Im in the market for a Canon Digital SLR and am currently doing my own research into what is good and whats not so good etc. Bottom line is price and value for money.

Can someone please let me know what is the best Canon DSLR and whats at the other end of the scale. If this info has already been provided im happy to  look at the link. 

Cheers


----------



## SBlanca (Feb 22, 2008)

i wouldnt know whats the best/worst, but you could make an idea from the prices...

before i got my 400D i was told that for the price its the best, i trust the dude who told me and the camera is working very well for me so..


----------



## atp_design (Feb 22, 2008)

Another question, are Tamron lenses better than the standard Canon ones ?


----------



## usayit (Feb 22, 2008)

No way to answer that question....  Thats like assuming all Hondas are better than Toyotas...  You can argue that the Civic is better than the Corolla but you can't generalize by brand.

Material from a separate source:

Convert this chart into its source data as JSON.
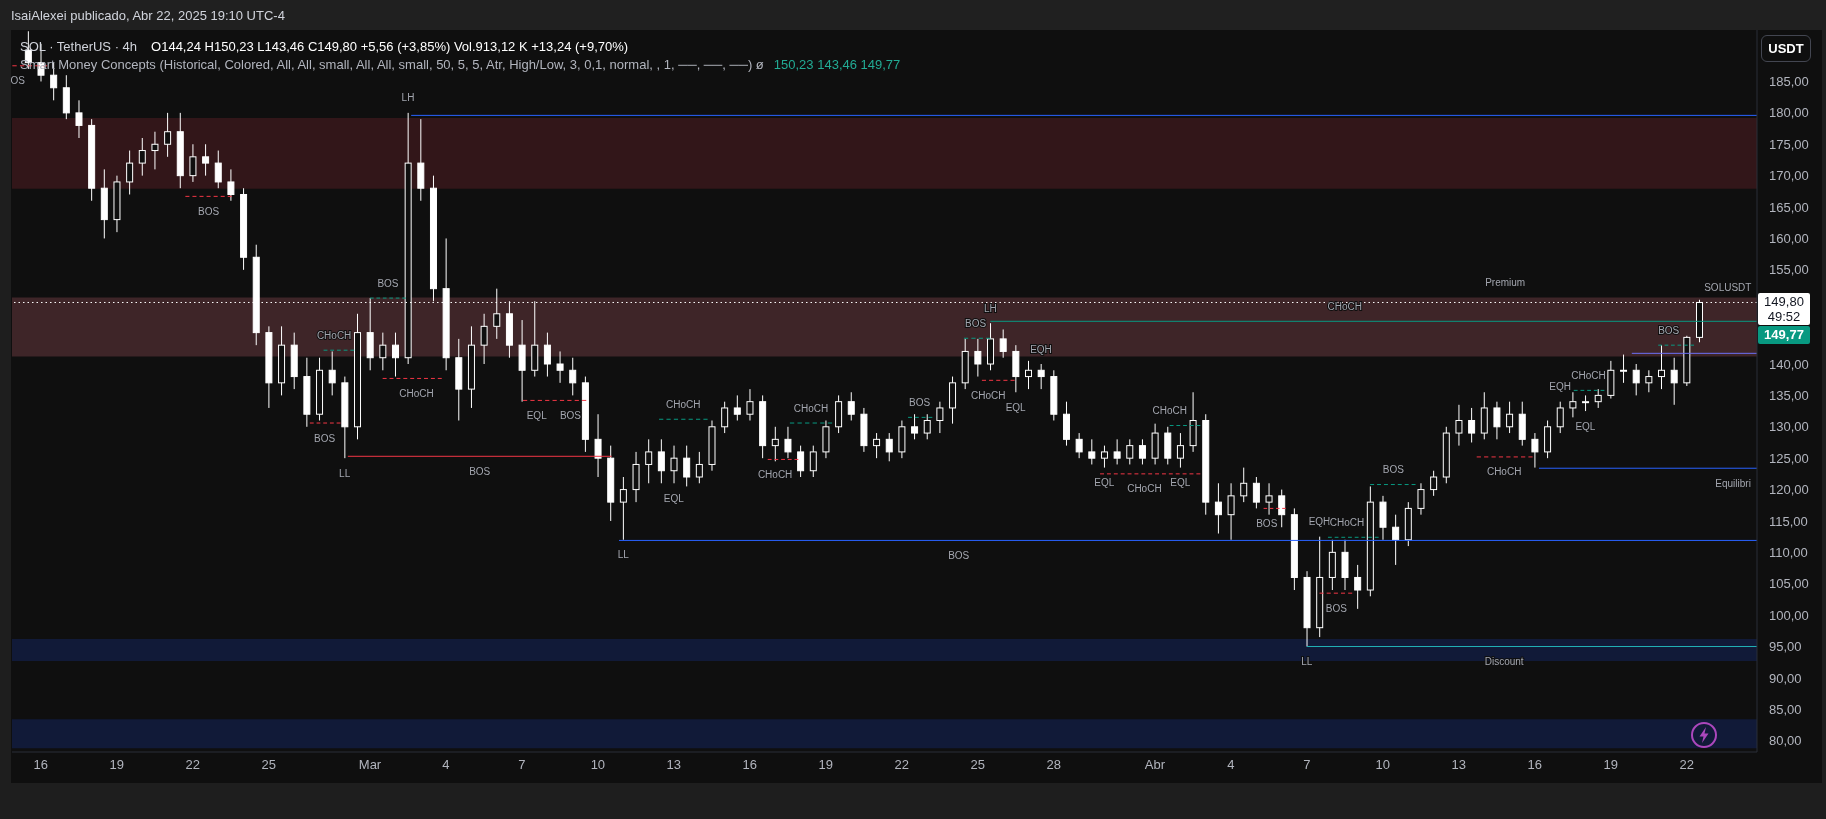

There are some Tamrons that will out perform the regular consumer level Canons and there are some that will out perform the Tamrons.   What I can say without a doubt is that the Canon line is much more diverse in its offerings than what Tamron has on their lineup.


----------



## Alex_B (Feb 22, 2008)

Bad and good always depends on the purpose it will be used for.

The 1Ds Mark III is certainly the current flagship of Canon. But for a  travel-shooter it might be too large and heavy.


----------



## Tayfun (Feb 22, 2008)

From your question I think that you are new to photography and cameras. So as this question seems not to have a true answer, I guess you will choose Canon EOS 400D (or can wait for 450D) if your brand selection is Canon. If your budget allows better you can jump to Canon EOS 40D which is upper level entrance DSLR. At the otherhand maybe you must spend more money for glass and at the beginning can buy lower price body.
About Tamron and Canon lens, not better or worse but Tamron make good and reasonable priced lenses also Sigma does. Canon has got very good lenses but are expensive. Also Canon lenses generally include optical stabilisation (IS) which is very usable option for photography. I own and like :hail:Tamron.
As a conclusion let me say that photographer makes the difference as anyone will agree I think. But my advice for you is to buy the better if you can


----------



## Mystwalker (Feb 22, 2008)

I believe Canon DSLR starts with XT and at the top is the 1DsMkIII.  I think pricing is about $400 through $8000 or something like that.

Never used/seen a Tamron lens so do not know if it's better then Canon.  Tamron lens cost less then Canon equavalent.  There is also Sigma which is probably same level as Tamron.

If you can wait a couple months (April?) there is a new Canon model coming out which should drop prices of XT & XTi - I believe it's called XSi.

For what I want to do, I consider the 40D best value - other models are too expensive, or fps is too low.  You have to make your own judgement on value.


----------